Despite backing from 65 percent of members, the House on Wednesday night failed to advance legislation that would have required the Federal Aviation Administration and its 15,000-member air traffic controllers union to reopen labor contract negotiations.
The vote was 271-148, just short of the two-thirds majority required for passage because the bill was taken up under a suspension of House rules. But the vote sends a clear message that the FAA should return to the bargaining table and "make a deal in the interests of taxpayers and the flying public," said John Carr, president of the National Air Traffic Controllers Association.
Carr said the union will continue pursuing legislation and remains encouraged by bipartisan support in the House and Senate.
The measure, sponsored by Rep. Steve LaTourette, R-Ohio, would have forced the FAA and NATCA back to the bargaining table, though the agency began implementing a new contract proposal Monday. The clock had run out on a legally mandated 60-day waiting period after the agency ended formal negotiations by declaring an impasse.
The new wage scale will yield $1.9 billion in wage and benefits savings for the agency. The final proposal from the union offered $1.4 billion in such savings -- a gap that proved difficult to bridge.

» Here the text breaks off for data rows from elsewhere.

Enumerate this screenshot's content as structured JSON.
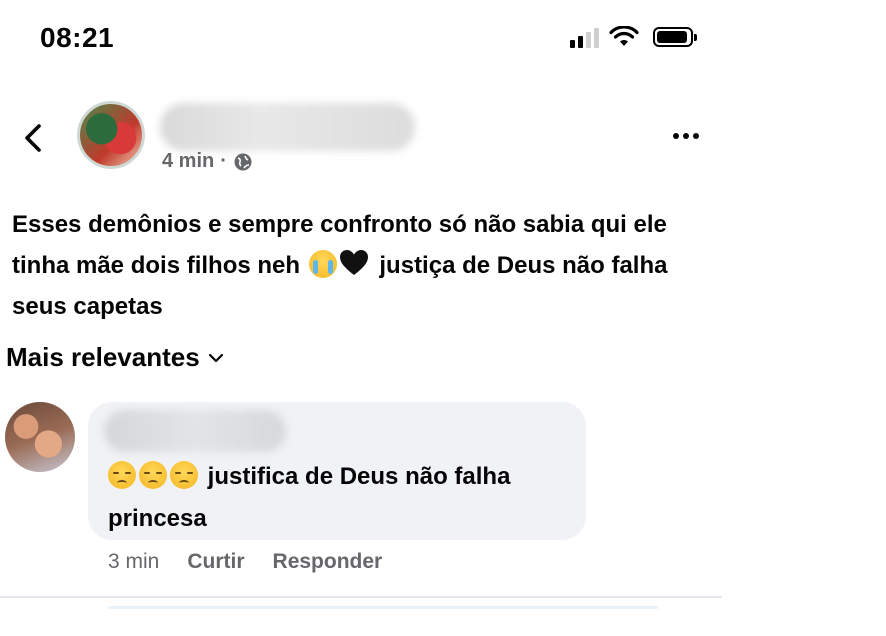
{
  "status_bar": {
    "time": "08:21",
    "icons": [
      "signal-icon",
      "wifi-icon",
      "battery-icon"
    ]
  },
  "header": {
    "back_icon": "chevron-left-icon",
    "more_icon": "more-horizontal-icon"
  },
  "post": {
    "time": "4 min",
    "separator": "·",
    "privacy_icon": "globe-icon",
    "text_part1": "Esses demônios e sempre confronto só não sabia qui ele tinha mãe dois filhos neh",
    "emojis": [
      "crying-face-emoji",
      "black-heart-emoji"
    ],
    "text_part2": "justiça de Deus não falha seus capetas"
  },
  "comments_sort": {
    "label": "Mais relevantes",
    "icon": "chevron-down-icon"
  },
  "comment": {
    "emojis": [
      "disappointed-face-emoji",
      "disappointed-face-emoji",
      "disappointed-face-emoji"
    ],
    "text": "justifica de Deus não falha princesa",
    "time": "3 min",
    "like_label": "Curtir",
    "reply_label": "Responder"
  },
  "colors": {
    "text_primary": "#050505",
    "text_secondary": "#65676b",
    "bubble_bg": "#f0f2f5"
  }
}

The two sides had been stuck in combative talks since July 2005. The FAA's labor unions legally are allowed to negotiate pay, a unique situation in the federal government, and its controllers are among the most highly compensated federal employees.
In debate Tuesday night, members on both sides of the aisle lined up to support the LaTourette legislation, saying the 60-day waiting period following the FAA's impasse declaration did not allow enough time for Congress to act.
Rep. Frank LoBiondo, R-N.J., said the legislation offered a fair way for the two sides to resolve their differences, and Rep. Dennis Kucinich, D-Ohio, said the argument that the air traffic controllers are overcompensated compared with other federal employees should not negate collective bargaining rights.
Accusing the Bush administration of attempting to undermine the "safest air traffic control systems" in the world, Rep. Peter DeFazio, D-Ore., said that with benefits controllers earn less than the average member of Congress.
A lone lawmaker, Rep. John Mica, R-Fla., argued against the legislation, stating that Congress' responsibilities are to the taxpayers and to a sound aviation system.
The White House had threatened to veto the bill, arguing it raised legal questions and could lead to increased pressure on the deficit and take funds away from an air traffic control system modernization project.